Setting Sons

The headlines centered on the Broadway debut of Katie Holmes, but the real news regarding the revival of Arthur Miller's All My Sons at the Schoenfeld is the up-to-the-minute production given to the 1947 piece. The director, Simon McBurney, heads the UK-based theatre company, Complicite, renowned for its experimental shows, and he has abstracted the staging of the naturalistic play. John Lithgow, cast as World War II profiteer Joe Keller, introduces the show and sets the stage. He and his fellow actors, including Dianne Wiest, Patrick Wilson, and Holmes, are seated offstage, in view of the audience.

They enter and exit a barebones environment, stripped to its essentials — a screen door on the clapboard rear wall, some chairs, a lawn, fencing, and a tree blown down in the opening scene — designed by Tom Pye. Paul Anderson's brooding lighting is matched aurally by the persistent undertow of an underscore by sound designers Christopher Shutt and Carolyn Downing. Adding undercurrents of its own is the high-definition projection and video design by Finn Ross for Mesmer, the UK group that has contributed to Complicite productions like the 2007 Olivier award winner A Disappearing Number.

“I'm not used to working the way we did,” says Ross. “Typically with Simon, we sit in rehearsal rooms and throw stuff in, and see how people respond. But this is straight drama, classic American playwriting. There are, however, lots of big speeches, which were ripe for some visual treatment. What's going on around them with sound and lighting makes it hard to ignore what the characters are saying, though the intent was never to distract.”

The constant elements on the rear wall are a single window, suggesting the Keller house, which would have been too “overbearing” to project in greater detail on stage. “It nicely balances the screen door, and when lights go on and off, you get a sense of things being hidden from view. Adjusting the shadows and colorings in the window was a labor of love for my associate, Brian Beasley,” Ross says. A deliberately slow-moving sequence of cross-fading clouds in operatic colors wafts across the distressed wooden wall. “It's a heightened sense of nature and reality,” adds Ross. “This is not a normal day, but an exceptional one for these people.”

The play's three acts have “a distinct color set,” Ross continues. “The first act, in the early morning, has a light blue gradient, and gentler, fluffier clouds. The clouds become more stormlike as the tension rises. Act Two is at sunset, with burnt reds and oranges that give way to a super-intense and insanely contrasting fire in the sky look, beyond reality, as George [Christian Camargo], Ann's truth-telling brother, arrives with his revelations. And the third act is at night, a deep dark blue.”

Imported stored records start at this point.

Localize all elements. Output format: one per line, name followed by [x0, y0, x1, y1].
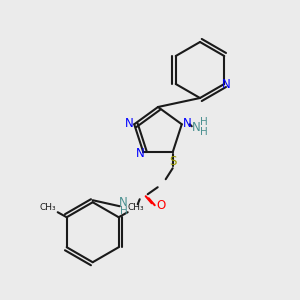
Text: H: H [200, 127, 208, 137]
Text: N: N [222, 77, 231, 91]
Text: O: O [156, 199, 165, 212]
Text: N: N [136, 147, 145, 160]
Text: CH₃: CH₃ [128, 203, 144, 212]
Text: N: N [182, 117, 191, 130]
Text: N: N [125, 117, 134, 130]
Text: H: H [120, 206, 128, 216]
Text: S: S [169, 155, 176, 168]
Text: N: N [119, 196, 128, 209]
Text: N: N [191, 121, 200, 134]
Text: CH₃: CH₃ [39, 203, 56, 212]
Text: H: H [200, 117, 208, 127]
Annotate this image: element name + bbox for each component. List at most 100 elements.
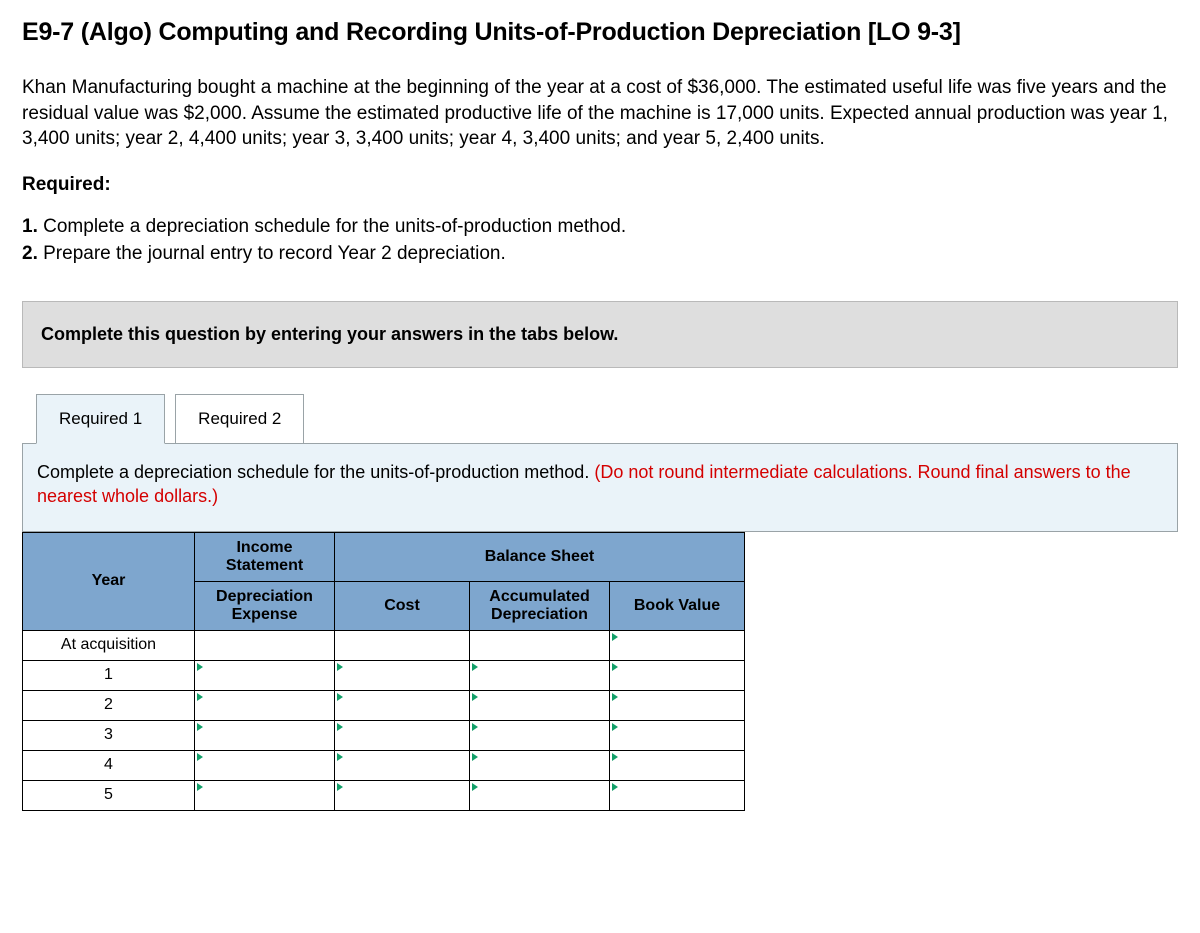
dep-expense-input-cell: [195, 720, 335, 750]
panel-instruction: Complete a depreciation schedule for the…: [37, 462, 594, 482]
tab-bar: Required 1 Required 2: [22, 394, 1178, 444]
cost-input[interactable]: [335, 781, 469, 810]
editable-marker-icon: [337, 693, 343, 701]
requirement-1-text: Complete a depreciation schedule for the…: [38, 216, 626, 237]
table-row: At acquisition: [23, 630, 745, 660]
editable-marker-icon: [472, 723, 478, 731]
tab-required-2[interactable]: Required 2: [175, 394, 304, 444]
cost-input-cell: [335, 630, 470, 660]
table-body: At acquisition12345: [23, 630, 745, 810]
accum-dep-input[interactable]: [470, 661, 609, 690]
instruction-banner: Complete this question by entering your …: [22, 301, 1178, 368]
dep-expense-input[interactable]: [195, 661, 334, 690]
table-row: 2: [23, 690, 745, 720]
dep-expense-input[interactable]: [195, 721, 334, 750]
editable-marker-icon: [472, 693, 478, 701]
dep-expense-input[interactable]: [195, 781, 334, 810]
col-header-dep-expense: DepreciationExpense: [195, 581, 335, 630]
editable-marker-icon: [472, 783, 478, 791]
dep-expense-input[interactable]: [195, 751, 334, 780]
dep-expense-input[interactable]: [195, 631, 334, 660]
depreciation-table: Year IncomeStatement Balance Sheet Depre…: [22, 532, 745, 811]
cost-input[interactable]: [335, 631, 469, 660]
editable-marker-icon: [197, 723, 203, 731]
page-title: E9-7 (Algo) Computing and Recording Unit…: [22, 18, 1178, 47]
book-value-input[interactable]: [610, 781, 744, 810]
editable-marker-icon: [612, 663, 618, 671]
cost-input-cell: [335, 720, 470, 750]
book-value-input-cell: [610, 780, 745, 810]
accum-dep-input-cell: [470, 720, 610, 750]
cost-input-cell: [335, 780, 470, 810]
dep-expense-input-cell: [195, 630, 335, 660]
requirement-2-text: Prepare the journal entry to record Year…: [38, 243, 506, 264]
year-cell: 2: [23, 690, 195, 720]
table-row: 4: [23, 750, 745, 780]
book-value-input-cell: [610, 660, 745, 690]
requirements-list: 1. Complete a depreciation schedule for …: [22, 214, 1178, 267]
book-value-input[interactable]: [610, 721, 744, 750]
cost-input-cell: [335, 660, 470, 690]
cost-input-cell: [335, 750, 470, 780]
editable-marker-icon: [337, 783, 343, 791]
editable-marker-icon: [337, 753, 343, 761]
book-value-input[interactable]: [610, 661, 744, 690]
editable-marker-icon: [612, 783, 618, 791]
year-cell: 1: [23, 660, 195, 690]
cost-input[interactable]: [335, 721, 469, 750]
editable-marker-icon: [337, 663, 343, 671]
accum-dep-input-cell: [470, 660, 610, 690]
accum-dep-input-cell: [470, 780, 610, 810]
accum-dep-input-cell: [470, 750, 610, 780]
year-cell: 5: [23, 780, 195, 810]
editable-marker-icon: [197, 693, 203, 701]
book-value-input[interactable]: [610, 631, 744, 660]
cost-input-cell: [335, 690, 470, 720]
cost-input[interactable]: [335, 691, 469, 720]
book-value-input-cell: [610, 630, 745, 660]
col-header-book-value: Book Value: [610, 581, 745, 630]
editable-marker-icon: [197, 783, 203, 791]
editable-marker-icon: [472, 663, 478, 671]
accum-dep-input-cell: [470, 690, 610, 720]
table-row: 3: [23, 720, 745, 750]
accum-dep-input[interactable]: [470, 631, 609, 660]
dep-expense-input[interactable]: [195, 691, 334, 720]
col-header-balance-sheet: Balance Sheet: [335, 532, 745, 581]
accum-dep-input[interactable]: [470, 691, 609, 720]
year-cell: At acquisition: [23, 630, 195, 660]
editable-marker-icon: [472, 753, 478, 761]
accum-dep-input[interactable]: [470, 751, 609, 780]
dep-expense-input-cell: [195, 660, 335, 690]
cost-input[interactable]: [335, 751, 469, 780]
book-value-input[interactable]: [610, 691, 744, 720]
book-value-input-cell: [610, 720, 745, 750]
editable-marker-icon: [197, 663, 203, 671]
book-value-input-cell: [610, 750, 745, 780]
editable-marker-icon: [612, 633, 618, 641]
col-header-cost: Cost: [335, 581, 470, 630]
editable-marker-icon: [197, 753, 203, 761]
editable-marker-icon: [612, 723, 618, 731]
editable-marker-icon: [612, 693, 618, 701]
editable-marker-icon: [612, 753, 618, 761]
col-header-accum-dep: AccumulatedDepreciation: [470, 581, 610, 630]
table-row: 5: [23, 780, 745, 810]
accum-dep-input-cell: [470, 630, 610, 660]
required-label: Required:: [22, 174, 1178, 196]
accum-dep-input[interactable]: [470, 721, 609, 750]
problem-text: Khan Manufacturing bought a machine at t…: [22, 75, 1177, 152]
dep-expense-input-cell: [195, 780, 335, 810]
requirement-2: 2. Prepare the journal entry to record Y…: [22, 241, 1178, 268]
year-cell: 4: [23, 750, 195, 780]
accum-dep-input[interactable]: [470, 781, 609, 810]
book-value-input[interactable]: [610, 751, 744, 780]
col-header-year: Year: [23, 532, 195, 630]
editable-marker-icon: [337, 723, 343, 731]
requirement-2-num: 2.: [22, 243, 38, 264]
dep-expense-input-cell: [195, 750, 335, 780]
col-header-income-statement: IncomeStatement: [195, 532, 335, 581]
year-cell: 3: [23, 720, 195, 750]
tab-required-1[interactable]: Required 1: [36, 394, 165, 444]
cost-input[interactable]: [335, 661, 469, 690]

Ross says he and Beasley spent three weeks “making clouds,” color-rendered in post-production from time-lapsed HD footage of skies shot from his London rooftop and from his associate's rooftop terrace in Hell's Kitchen, overlooking New Jersey. A Nikon D80 digital camera captured the clouds, which were then tweaked on Mac Pros running AfterEffects CS3, Photoshop CS3, and Final Cut Pro Studio 2. Ten hours of HD clouds were loaded into the system. The show is run on an MA Lighting grandMA console, using three Green Hippo V3 Hippotizers (one running in single and one running in pan mode, with the third as backup) and three “robustly colorful and amazingly quiet” (according to Ross) Panasonic PT D10000 projectors, all administered by a Paragon KVM system. The equipment is supplied by New City Video & Staging, Inc.

Ross credits his programmer, Peter Vincent Acken, for marshalling the components. “All the software works very hard; indeed, we found new and inventive ways to crash the servers as we went on, and to solve problems as well. HD in theatre is still a relatively untrodden path,” he says. “Because bits of the set are flown quite far downstage, we needed to cut in behind them with the projections, so we used two of them FOH cross-projecting from left-to-right and right-to-left, with a soft-edge blend down the middle. One projector projects onto the grass square, which is best appreciated from the balcony.”

Stock footage of factory workers and assembly lines, sourced from and telecined in HD by Yorba Linda, CA-based Buyout Footage, parallel the urgency of the performers' movements on stage at key moments. Toward the end, as Chris realizes the extent of his father's duplicity, he is surrounded by modern-day images of people, which Ross shot with his Panasonic AG HVX 200 HD video camera on New York streets. “He learns that there is something bigger than him, beyond his family, and the imagery reflects the play's sentiment that we are responsible to our society at large as well as ourselves, which is very relevant at this time in American politics. People ask Simon why he uses so much technology in his shows, and his answer is that he uses it as another actor. I hope we managed to create that this time.”